Kalispel Food Sovereignty
Here’s how this partnership works: when TNC’s buffalo herd becomes overpopulated, ITBC connects TNC to Tribal Nations who are willing to receive the surplus. TNC funds and executes the rehoming without strings attached—no conservation regulations or monitoring—as acknowledgement of a Tribal Nation’s sovereignty. This is as it should be.
While many Native people revere the buffalo as a sacred animal, Derrick focuses on the practical relationship between the Kalispel and the buffalo. Though bison are not native to Northeast Washington, he explains the Kalispel people were known to hunt buffalo across Idaho and Montana.

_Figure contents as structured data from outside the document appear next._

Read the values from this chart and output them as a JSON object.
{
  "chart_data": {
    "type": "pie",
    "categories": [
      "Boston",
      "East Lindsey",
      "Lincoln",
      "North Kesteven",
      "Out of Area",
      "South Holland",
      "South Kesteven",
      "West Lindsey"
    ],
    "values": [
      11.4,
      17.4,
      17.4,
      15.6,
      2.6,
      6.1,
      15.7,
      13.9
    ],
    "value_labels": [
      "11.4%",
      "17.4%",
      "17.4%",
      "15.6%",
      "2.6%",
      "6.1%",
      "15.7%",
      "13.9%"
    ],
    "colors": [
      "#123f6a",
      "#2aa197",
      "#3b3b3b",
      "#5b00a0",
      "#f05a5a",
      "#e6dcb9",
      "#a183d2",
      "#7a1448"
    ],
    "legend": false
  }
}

This practice is so embedded in Kalispel culture that an annual pow wow features two slaughtered buffalo, which are roasted for hours over fire by Derrick and his ranch hands. They say two buffalo can feed up to 1,500 people.
As if bracing himself for a played-out, romanticized ideal of the Native-buffalo relationship, Derrick smiles and offers, “I'm a simple man.” He says people often expect him to discuss buffalo in a “spirit animal” kind of way. “You won't hear that from me... I can't talk like that.” Though it’s not his way, Derrick doesn’t deny the value of these perspectives, some of which he says are taught by his elders.
But, food sovereignty and generosity are Derrick’s approach to herd management. He plans to give away most of the buffalo meat to non-Native and Kalispel people, saying of the newly added TNC buffalo, “A year from now, most of this herd will be slaughtered and used to feed people.” He goes on, "today, poor people can't even afford cheap food." Chuckling with nostalgia, he talks about his favorite “rez foods,” like Vienna sausages and canned Spam. He says these cheap foods have been appropriated, and their costs are now inflated. This reality, combined with loads of compassion, drives Derrick’s aspirations to build a Kalispel bison slaughterhouse and butchery. He intends to operate this in balance with a sustainably managed herd—taking note of a successful model other tribal nations have achieved. He hopes these efforts will further support the Tribe’s ongoing food production and profits.
“I'd like to work more with The Nature Conservancy in the future,” he said. He acknowledges that other surrounding Tribal Nations may be wary of working with white-led organizations, but he sees an opportunity to lead by example and hopes other Nations will receive TNC’s partnership and offer to rematriate buffalo.